SUV Deduction Wounded, But Still Alive:
Much has been made about the “SUV Tax Deduction” that allowed purchasers of SUVs over 6,000 pounds to immediately deduct up to $100,000 of the cost. Many mistakenly believe that the American Jobs Creation Act of 2004 eliminated this deduction. It did not. Instead, it reduced the deduction to $25,000 with the remaining amount allocated to depreciation. This is still a significant immediate deduction. If you purchased a non-SUV truck that weighed over 6,000 pounds in 2004, you are not restricted to a “mere” $25,000 deduction.
Insurance Bonds and Tax Reduction:
For investors who do not require income from their investments, Insurance Bonds and friendly Society Bonds, offer you a high level of security as well as tax advantages. This is long term investments and provided you hold your bonds for ten years, the returns are tax free in your hands.
Sales Tax Deduction:
If you itemize deductions, you have a choice of deducting your state and local income taxes OR your state and local sales tax. This option is available for the 2004 and 2005 tax years. If you live in a state that does not collect income tax, the optional sales tax deduction should be claimed for significant tax savings. See IRS Publication 600 for more information.

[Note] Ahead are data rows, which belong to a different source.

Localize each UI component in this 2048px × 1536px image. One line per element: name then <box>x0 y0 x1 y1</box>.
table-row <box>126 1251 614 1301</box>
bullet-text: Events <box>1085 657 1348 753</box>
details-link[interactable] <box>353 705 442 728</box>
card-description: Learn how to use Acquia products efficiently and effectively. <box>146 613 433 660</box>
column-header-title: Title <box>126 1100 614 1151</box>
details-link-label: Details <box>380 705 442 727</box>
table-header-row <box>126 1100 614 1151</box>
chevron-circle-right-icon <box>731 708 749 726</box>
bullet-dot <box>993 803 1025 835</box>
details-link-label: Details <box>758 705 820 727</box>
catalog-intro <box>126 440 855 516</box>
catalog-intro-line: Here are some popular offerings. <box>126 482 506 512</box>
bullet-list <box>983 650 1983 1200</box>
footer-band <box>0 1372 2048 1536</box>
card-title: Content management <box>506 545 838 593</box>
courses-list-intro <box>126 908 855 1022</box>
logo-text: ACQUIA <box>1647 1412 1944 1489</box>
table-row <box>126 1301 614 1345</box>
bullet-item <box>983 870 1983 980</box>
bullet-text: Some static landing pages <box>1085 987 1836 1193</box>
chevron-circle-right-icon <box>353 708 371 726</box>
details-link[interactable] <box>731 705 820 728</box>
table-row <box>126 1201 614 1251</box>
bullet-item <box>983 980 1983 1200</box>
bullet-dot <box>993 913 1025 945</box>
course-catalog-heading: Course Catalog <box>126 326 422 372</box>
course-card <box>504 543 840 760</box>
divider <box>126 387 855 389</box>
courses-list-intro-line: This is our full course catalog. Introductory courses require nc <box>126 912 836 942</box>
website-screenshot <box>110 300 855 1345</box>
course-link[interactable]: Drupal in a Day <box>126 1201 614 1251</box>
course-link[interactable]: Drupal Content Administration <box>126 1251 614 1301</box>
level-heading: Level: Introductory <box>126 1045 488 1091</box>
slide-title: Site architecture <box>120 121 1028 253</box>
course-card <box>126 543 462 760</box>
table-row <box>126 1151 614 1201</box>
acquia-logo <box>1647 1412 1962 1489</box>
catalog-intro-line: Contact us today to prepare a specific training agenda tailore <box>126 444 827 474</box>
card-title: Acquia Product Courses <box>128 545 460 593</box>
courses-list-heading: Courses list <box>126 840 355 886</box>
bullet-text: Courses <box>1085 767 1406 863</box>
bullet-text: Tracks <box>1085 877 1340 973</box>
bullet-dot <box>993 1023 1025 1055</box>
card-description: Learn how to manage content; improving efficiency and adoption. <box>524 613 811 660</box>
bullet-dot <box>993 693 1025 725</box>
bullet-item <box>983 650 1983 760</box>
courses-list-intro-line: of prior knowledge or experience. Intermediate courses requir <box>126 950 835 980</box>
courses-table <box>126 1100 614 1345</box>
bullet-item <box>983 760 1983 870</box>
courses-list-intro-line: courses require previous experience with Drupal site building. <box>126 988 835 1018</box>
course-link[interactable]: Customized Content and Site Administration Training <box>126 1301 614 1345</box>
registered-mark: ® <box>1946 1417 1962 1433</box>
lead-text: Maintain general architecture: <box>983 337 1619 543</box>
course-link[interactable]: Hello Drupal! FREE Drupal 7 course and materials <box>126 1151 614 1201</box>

Deduction for Discrimination Lawsuit Costs:
If you were required to pay attorney’s fees and court costs associated with a discrimination lawsuit, you may be able to claim a tax deduction. The deduction is available only for costs and fees incurred after October 22, 2004 in relation to a judgment and settlement. The deduction is not limited by the alternative minimum tax. Realistically, this deduction will be more viable for the 2005 tax year, but a few taxpayers may be eligible this year.
Tsunami Relief Contributions Paid in 2005:
Millions of Americans contributed to charitable organizations providing relief to Tsunami victims. Typically, charitable contributions are deducted in the year they are made. New legislation, however, allows you to deduct Tsunami contributions you made in January 2005 on your 2004 tax returns. Alternatively, you can wait and deduct the donation on 2005 returns. Unfortunately, you cannot deduct the contribution on both!